One of the first issues KRRS tackled when it was founded 30 years ago by Professor MD Najundaswamy was corrupt government and cooperative society officials. Loan collectors would come to farmers’ doors at any time of the day or night. They would demand to be let in, bringing dirty boots and dirty language. They would beat and harrass the women. They seized livestock and other collateral illegally.
But as farmers organized, they created a counterculture, in which corrupt officials would be punished according the village’s judgment. Livestock was re-seized by groups of activist farmers. Wearing the green shawl was and is more than a symbol of groupism, it signifies self-respect: “When KRRS started, if one farmer went to a government servant to file a complaint, they wouldn’t even offer him a chair. But in a group, wearing green shawl, farmers don’t need to be offered a chair. They demand one, because they have self-respect,” tells Chukki Nanjundaswamy, the daughter of the late founder and herself an ardent activist.

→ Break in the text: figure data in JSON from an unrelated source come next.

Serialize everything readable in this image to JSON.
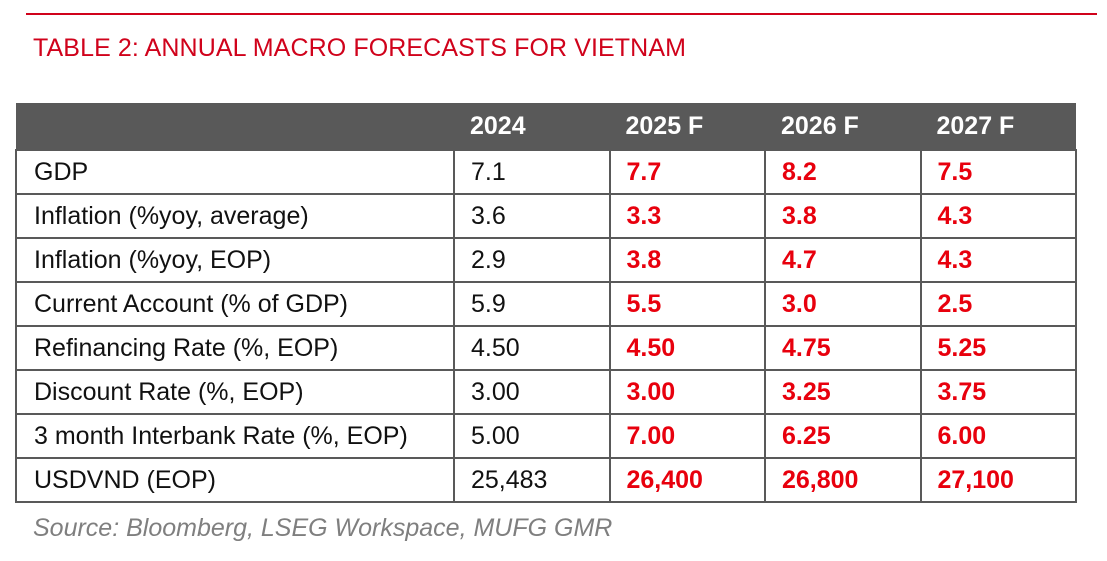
{
  "title": "TABLE 2: ANNUAL MACRO FORECASTS FOR VIETNAM",
  "colors": {
    "accent": "#d0021b",
    "forecast_text": "#e8000d",
    "header_bg": "#595959",
    "source_text": "#7f7f7f"
  },
  "table": {
    "headers": [
      "",
      "2024",
      "2025 F",
      "2026 F",
      "2027 F"
    ],
    "rows": [
      {
        "label": "GDP",
        "values": [
          "7.1",
          "7.7",
          "8.2",
          "7.5"
        ]
      },
      {
        "label": "Inflation (%yoy, average)",
        "values": [
          "3.6",
          "3.3",
          "3.8",
          "4.3"
        ]
      },
      {
        "label": "Inflation (%yoy, EOP)",
        "values": [
          "2.9",
          "3.8",
          "4.7",
          "4.3"
        ]
      },
      {
        "label": "Current Account (% of GDP)",
        "values": [
          "5.9",
          "5.5",
          "3.0",
          "2.5"
        ]
      },
      {
        "label": "Refinancing Rate (%, EOP)",
        "values": [
          "4.50",
          "4.50",
          "4.75",
          "5.25"
        ]
      },
      {
        "label": "Discount Rate (%, EOP)",
        "values": [
          "3.00",
          "3.00",
          "3.25",
          "3.75"
        ]
      },
      {
        "label": "3 month Interbank Rate (%, EOP)",
        "values": [
          "5.00",
          "7.00",
          "6.25",
          "6.00"
        ]
      },
      {
        "label": "USDVND (EOP)",
        "values": [
          "25,483",
          "26,400",
          "26,800",
          "27,100"
        ]
      }
    ]
  },
  "source": "Source: Bloomberg, LSEG Workspace, MUFG GMR"
}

Yesterday, as I rode with KRRS activists demanding justice for Manjula, Sridhar, and their family, the personal transformation of each activist was undeniable. Whether at a bank, hospital, government office, or agitating in the middle of the road, the activists were articulate, militant, and protagonists in these matters of injustice. Yesterday’s actions are victories which must be a part of a larger justice. Justice for agricultural women, who work harder and suffer more than their male counterparts. Justice for small farmers in the Global South, who must bear all of the risks of the Global North’s climate-changing consumerism and industrial agriculture. And justice for the future children of couples like Sridhar and Manjula, to give them the opportunity to live the lives their parents dream for them and they dream for themselves.